Currently, the black start process is done manually, and conservatively, using special generators that can provide power to bring other generators back online. It’s an extremely slow process that doesn’t account for electricity that could be generated by customers, Stewart said. A smarter, more robust and selective communication and control system could reduce the costs and increase the availability of black start generation and improve customer reconnection time from days to hours.

"This way circumvents the damage by working around it," Stewart said.

Through Cleanstart, Stewart said she and her collaborators will seek to use real-time data analytics and machine learning to detect the risks to the grid before an outage becomes widespread, deciding which clusters are affected and signaling them to disconnect to protect the rest of the grid from failure. In the second stage, when power has been lost from a wide area, the analytics and robust DER controls and communication can be used to provide service to customers, and black start support to utilities. 

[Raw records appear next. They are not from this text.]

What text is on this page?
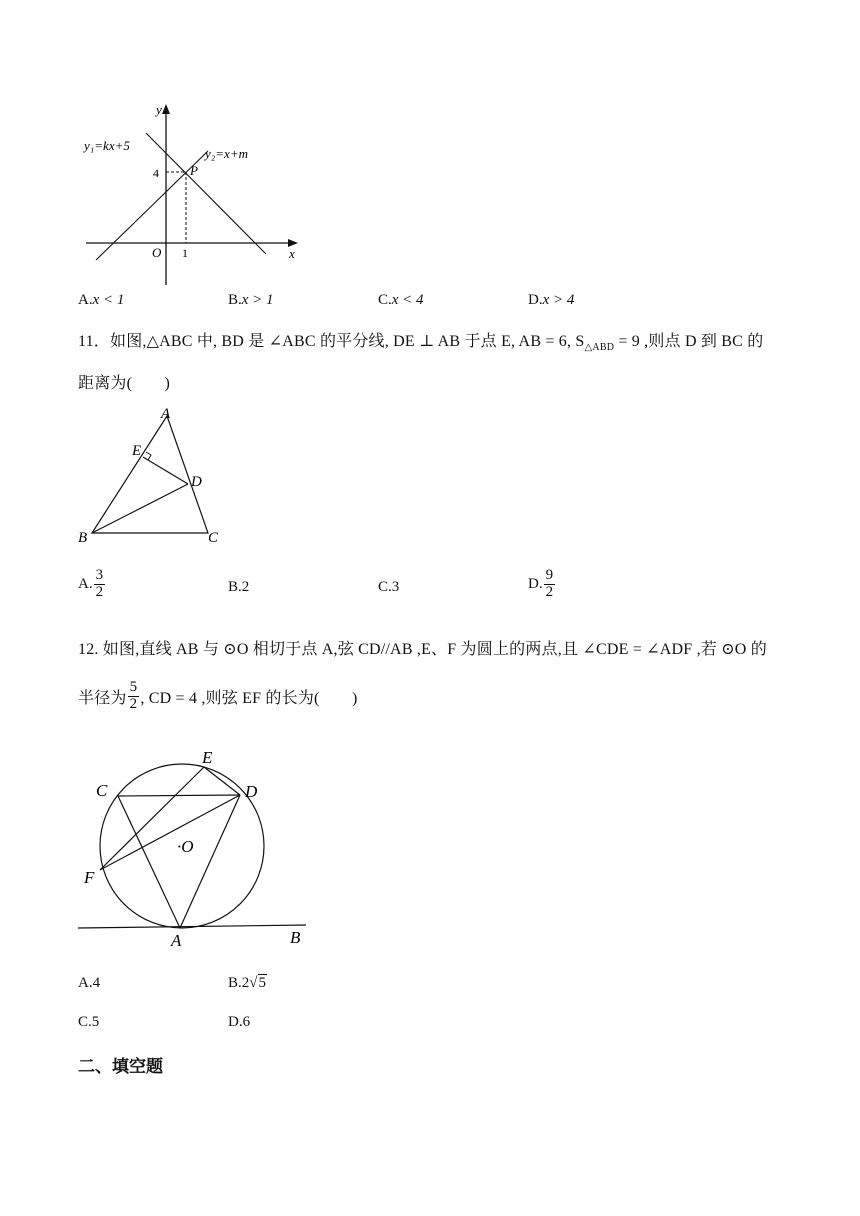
y
x
O 1
4 P
y₁=kx+5
y₂=x+m
A.x < 1	B.x > 1	C.x < 4	D.x > 4
11．如图,△ABC 中, BD 是 ∠ABC 的平分线, DE ⊥ AB 于点 E, AB = 6, $S_{\triangle ABD} = 9$ ,则点 D 到 BC 的
距离为(　　)
A
E
D
B	C
A. $\frac{3}{2}$	B.2	C.3	D. $\frac{9}{2}$
12. 如图,直线 AB 与 ⊙O 相切于点 A,弦 CD//AB ,E、F 为圆上的两点,且 ∠CDE = ∠ADF ,若 ⊙O 的
半径为 $\frac{5}{2}$ , CD = 4 ,则弦 EF 的长为(　　)
E
C	D
·O
F
A	B
A.4	B.2√5
C.5	D.6
二、填空题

Researchers will look at "dynamic islanding"-- forming microgrids of customers who generate power at home through photovoltaic solar panels -- allowing them to support themselves independently until they can be reconnected to the main transmission lines.

During the first year of the three-year project, researchers will work to validate their methodology using models of the system with novel algorithms. In the second, they’ll test functional accountability, placing the algorithms into real hardware. The project caps off with an actual test with the City of Riverside Public Utility at the University of California-Riverside.

Other collaborators include: industry partners Smarter Grid Solutions, EnSync, Winston Chung & EnerBlu, SolarEdge and PingThings; Pacific Gas and Electric; and Southern California Edison.

LLNL is part of the Grid Modernization Laboratory Consortium, established as a strategic partnership between the Department of Energy and national laboratories to bring together leading experts, technologies and resources to collaborate on the goal of modernizing the nation’s grid.